Mercredi des idées en goguette: Matière à réflexion

Il y a des visites officielles qui passent ina­perçues, et d’autres qui méritent qu’on s’y attarde, ne serait-ce que par la curiosité qu’elles suscitent. Celle de la présidente slovène à Madagascar de­puis deux jours entre indéniablement dans cette seconde catégorie.

Avouons-le franchement, les relations bilatérales entre Madagas­car et la Slovénie sont encore à l’état em­bryon­naire, pour ne pas dire amicalement cordiales mais sans grandes ambitions, du moins pour le moment. À part quelques férus de géopolitique, qui peut vraiment situer la Slovénie sur une carte sans hésiter ? Probab­lement pas beaucoup. Toujours est-il que c’est la deuxième fois qu’un président d’un pays de l’Europe effectue une visite d’Etat cette année, après celui du président Macron. C’est donc un signe que le pays et ses dirigeants s’entendent bien avec les autres nations. Une bonne chose donc.

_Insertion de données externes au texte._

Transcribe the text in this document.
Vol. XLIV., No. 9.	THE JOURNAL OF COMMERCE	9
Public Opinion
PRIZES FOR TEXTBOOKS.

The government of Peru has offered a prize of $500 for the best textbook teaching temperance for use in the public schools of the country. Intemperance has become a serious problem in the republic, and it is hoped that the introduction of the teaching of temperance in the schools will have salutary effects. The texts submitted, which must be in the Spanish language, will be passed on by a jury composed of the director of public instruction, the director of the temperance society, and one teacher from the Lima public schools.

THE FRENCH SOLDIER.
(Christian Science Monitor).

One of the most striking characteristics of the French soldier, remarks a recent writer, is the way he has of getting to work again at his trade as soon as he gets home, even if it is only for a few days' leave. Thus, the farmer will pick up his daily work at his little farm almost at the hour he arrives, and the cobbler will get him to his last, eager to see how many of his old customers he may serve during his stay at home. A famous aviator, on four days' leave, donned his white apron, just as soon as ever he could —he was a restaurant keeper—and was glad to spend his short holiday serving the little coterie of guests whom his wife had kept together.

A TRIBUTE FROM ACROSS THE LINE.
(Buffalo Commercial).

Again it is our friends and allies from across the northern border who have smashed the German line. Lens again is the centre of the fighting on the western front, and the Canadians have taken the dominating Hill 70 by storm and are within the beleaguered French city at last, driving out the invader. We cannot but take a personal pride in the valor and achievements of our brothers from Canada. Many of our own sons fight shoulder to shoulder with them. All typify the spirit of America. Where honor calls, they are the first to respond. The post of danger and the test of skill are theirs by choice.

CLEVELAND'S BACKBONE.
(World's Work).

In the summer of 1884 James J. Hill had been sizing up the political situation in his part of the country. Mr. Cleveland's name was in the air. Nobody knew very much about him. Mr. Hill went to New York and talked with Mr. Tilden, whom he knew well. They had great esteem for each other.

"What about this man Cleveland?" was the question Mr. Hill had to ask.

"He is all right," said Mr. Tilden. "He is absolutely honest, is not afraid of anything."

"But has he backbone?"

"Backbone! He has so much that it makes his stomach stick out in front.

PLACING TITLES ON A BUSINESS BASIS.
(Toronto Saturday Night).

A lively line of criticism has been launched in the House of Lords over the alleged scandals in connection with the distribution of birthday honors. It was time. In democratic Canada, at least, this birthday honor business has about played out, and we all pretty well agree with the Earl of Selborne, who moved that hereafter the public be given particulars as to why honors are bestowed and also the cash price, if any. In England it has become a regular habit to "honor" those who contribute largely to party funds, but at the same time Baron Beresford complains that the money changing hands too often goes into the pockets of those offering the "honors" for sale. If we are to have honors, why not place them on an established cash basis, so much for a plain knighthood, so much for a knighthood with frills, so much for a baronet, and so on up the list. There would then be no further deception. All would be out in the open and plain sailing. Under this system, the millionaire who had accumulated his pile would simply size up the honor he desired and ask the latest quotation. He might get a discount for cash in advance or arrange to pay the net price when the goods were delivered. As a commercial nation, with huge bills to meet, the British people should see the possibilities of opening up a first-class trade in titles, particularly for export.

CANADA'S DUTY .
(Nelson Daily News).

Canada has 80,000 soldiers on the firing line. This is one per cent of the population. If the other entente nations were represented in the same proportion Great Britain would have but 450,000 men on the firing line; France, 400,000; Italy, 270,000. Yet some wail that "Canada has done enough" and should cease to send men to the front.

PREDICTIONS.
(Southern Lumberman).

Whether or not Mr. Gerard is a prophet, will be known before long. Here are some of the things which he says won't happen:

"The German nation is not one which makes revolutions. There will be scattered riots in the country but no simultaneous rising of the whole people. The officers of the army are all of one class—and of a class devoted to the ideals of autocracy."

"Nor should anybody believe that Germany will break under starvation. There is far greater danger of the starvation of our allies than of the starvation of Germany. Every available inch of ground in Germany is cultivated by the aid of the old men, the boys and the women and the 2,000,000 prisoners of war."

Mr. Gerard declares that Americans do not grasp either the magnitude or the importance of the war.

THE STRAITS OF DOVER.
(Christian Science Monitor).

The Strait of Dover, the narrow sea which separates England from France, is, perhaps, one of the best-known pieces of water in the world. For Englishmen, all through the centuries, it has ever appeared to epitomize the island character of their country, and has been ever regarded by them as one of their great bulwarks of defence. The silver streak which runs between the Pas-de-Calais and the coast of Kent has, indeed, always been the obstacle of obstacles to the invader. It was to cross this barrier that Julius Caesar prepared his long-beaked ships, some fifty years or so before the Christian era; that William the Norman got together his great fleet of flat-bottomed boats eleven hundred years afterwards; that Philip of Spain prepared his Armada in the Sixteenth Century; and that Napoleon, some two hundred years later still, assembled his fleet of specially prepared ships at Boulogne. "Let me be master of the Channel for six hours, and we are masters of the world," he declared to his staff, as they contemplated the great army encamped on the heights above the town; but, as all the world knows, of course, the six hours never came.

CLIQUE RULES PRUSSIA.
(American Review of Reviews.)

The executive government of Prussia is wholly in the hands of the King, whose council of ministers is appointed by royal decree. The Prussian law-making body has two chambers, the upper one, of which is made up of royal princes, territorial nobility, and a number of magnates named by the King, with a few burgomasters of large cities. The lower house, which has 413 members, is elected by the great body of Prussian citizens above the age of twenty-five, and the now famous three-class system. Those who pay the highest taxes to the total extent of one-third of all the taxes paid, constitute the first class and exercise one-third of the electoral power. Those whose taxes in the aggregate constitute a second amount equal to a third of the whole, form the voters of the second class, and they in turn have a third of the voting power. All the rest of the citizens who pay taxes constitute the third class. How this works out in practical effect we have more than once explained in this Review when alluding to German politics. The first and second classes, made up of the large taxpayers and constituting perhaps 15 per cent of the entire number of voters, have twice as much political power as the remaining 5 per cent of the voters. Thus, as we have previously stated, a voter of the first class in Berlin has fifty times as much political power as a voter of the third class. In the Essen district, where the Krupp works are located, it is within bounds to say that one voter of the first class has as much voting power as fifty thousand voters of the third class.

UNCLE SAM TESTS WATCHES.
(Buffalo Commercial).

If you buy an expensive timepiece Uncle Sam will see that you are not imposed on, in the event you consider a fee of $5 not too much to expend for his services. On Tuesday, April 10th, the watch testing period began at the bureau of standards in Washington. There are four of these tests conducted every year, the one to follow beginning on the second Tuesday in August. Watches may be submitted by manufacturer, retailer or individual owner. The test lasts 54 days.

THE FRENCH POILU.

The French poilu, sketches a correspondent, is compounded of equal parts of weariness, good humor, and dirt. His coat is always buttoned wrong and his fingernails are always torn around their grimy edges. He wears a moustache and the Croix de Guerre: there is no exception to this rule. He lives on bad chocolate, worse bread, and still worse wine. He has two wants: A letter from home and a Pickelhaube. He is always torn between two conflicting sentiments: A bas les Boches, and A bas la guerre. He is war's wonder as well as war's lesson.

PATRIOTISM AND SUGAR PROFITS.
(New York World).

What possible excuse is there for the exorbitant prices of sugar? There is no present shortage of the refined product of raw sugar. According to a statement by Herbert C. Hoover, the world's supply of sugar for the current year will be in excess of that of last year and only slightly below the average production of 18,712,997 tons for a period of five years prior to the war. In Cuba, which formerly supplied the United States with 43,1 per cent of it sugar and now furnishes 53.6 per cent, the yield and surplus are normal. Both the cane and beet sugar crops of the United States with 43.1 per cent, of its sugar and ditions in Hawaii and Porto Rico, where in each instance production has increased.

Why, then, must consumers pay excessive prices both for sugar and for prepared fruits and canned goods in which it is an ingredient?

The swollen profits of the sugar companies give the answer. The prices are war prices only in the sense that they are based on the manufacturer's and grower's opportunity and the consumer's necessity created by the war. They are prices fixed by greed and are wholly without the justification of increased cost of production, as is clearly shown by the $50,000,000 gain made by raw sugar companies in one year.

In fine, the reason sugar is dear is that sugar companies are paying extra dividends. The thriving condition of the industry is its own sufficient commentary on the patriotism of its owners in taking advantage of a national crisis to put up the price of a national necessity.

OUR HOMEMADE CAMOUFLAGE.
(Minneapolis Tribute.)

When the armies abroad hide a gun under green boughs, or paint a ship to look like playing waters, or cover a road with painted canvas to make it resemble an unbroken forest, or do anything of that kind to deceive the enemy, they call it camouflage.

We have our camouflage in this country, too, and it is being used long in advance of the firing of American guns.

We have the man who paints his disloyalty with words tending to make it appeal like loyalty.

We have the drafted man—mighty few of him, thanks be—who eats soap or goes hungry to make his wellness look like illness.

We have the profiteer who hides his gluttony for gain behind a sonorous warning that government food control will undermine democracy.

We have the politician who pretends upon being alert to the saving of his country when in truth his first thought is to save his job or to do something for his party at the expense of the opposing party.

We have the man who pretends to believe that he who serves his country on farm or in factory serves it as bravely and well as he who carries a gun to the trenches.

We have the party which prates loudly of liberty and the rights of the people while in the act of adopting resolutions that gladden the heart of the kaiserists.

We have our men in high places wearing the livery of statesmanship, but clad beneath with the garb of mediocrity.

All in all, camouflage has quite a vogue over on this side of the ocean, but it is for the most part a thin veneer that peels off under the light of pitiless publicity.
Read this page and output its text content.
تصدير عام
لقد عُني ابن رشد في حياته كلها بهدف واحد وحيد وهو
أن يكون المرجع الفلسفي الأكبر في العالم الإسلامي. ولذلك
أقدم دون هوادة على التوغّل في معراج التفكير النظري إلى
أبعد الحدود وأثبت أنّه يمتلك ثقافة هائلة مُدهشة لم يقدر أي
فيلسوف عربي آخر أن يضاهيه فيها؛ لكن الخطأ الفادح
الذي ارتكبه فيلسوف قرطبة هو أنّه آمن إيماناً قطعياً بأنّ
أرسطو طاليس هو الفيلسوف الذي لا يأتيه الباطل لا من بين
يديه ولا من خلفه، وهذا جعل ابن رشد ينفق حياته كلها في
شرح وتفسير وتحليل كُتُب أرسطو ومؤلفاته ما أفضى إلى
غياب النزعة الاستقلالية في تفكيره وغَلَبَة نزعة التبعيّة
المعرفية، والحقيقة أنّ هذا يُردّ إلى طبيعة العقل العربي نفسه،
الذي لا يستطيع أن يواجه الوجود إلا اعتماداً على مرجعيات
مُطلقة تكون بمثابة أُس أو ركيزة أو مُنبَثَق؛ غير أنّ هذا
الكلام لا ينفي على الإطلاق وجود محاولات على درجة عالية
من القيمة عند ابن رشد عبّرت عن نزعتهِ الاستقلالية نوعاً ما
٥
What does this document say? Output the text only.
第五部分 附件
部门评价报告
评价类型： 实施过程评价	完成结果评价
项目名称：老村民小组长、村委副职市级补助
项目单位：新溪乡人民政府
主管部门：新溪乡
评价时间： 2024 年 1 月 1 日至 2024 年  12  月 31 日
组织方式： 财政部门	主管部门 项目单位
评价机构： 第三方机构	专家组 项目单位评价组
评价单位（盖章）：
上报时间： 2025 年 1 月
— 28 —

Mais là où les choses deviennent intéressantes, c’est lorsque, dans son discours officiel, la présidente slovène évoque à plusieurs reprises… le Père Pedro. Et pas juste en passant. Ce religieux argentin d’origine slovène est visiblement devenu l’ambassadeur officieux du lien entre les deux nations. Et pour cause, son œuvre humanitaire à Mada­gascar est immense. Il a sorti des milliers de personnes de la misère, bâti des villages entiers, et offert un avenir à ceux que les dirigeants successifs ont trop souvent oublié.

Il est donc devenu une étape quasi-obligatoire pour les dirigeants étrangers en visite sur la Grande Île. Un arrêt à Akamasoa, c’est devenu désormais incontournable. Et c’est là que le bât blesse. Car si Père Pedro est célébré, et à juste titre, pour son engagement, son succès souligne en creux l’échec persistant des politiques en matière de lutte contre la pauvreté. Quand un prêtre étranger devient le symbole de la réussite sociale d’un pays, cela interroge. Cela devrait faire réfléchir.

Comme le faisait remarquer un internaute avec une pointe d’ironie: si les présidents étrangers se pressent chez lui, c’est que la pauvreté, elle, est toujours bien installée. Eh oui, il ne s’agit pas ici de blâmer Père Pedro, bien au contraire. Il mérite toutes les reconnaissances et honneurs qu’on lui accorde. Mais c’est aux gouvernants de faire en sorte qu’il ne soit pas le visage de l’espoir dans le pays. Il est temps que Madagascar offre d’autres symboles, d’autres réussites. Mais avant, il faut faire face aux défis du développement, et que le pays puisse écrire après un autre récit basé sur la réussite. Et ça, ce n’est pas une mince affaire.

Alors oui, cette visite slovène donne matière à réflexion. Elle nous rappelle que derrière les poignées de main officielles et les discours bien tournés, il y a un pays qui cherche encore son modèle et c’est Madagascar bien évidemment. Un pays qui a besoin d’une politique cohérente pour que l’aide humanitaire ne soit plus un palliatif, mais un tremplin vers un avenir meilleur.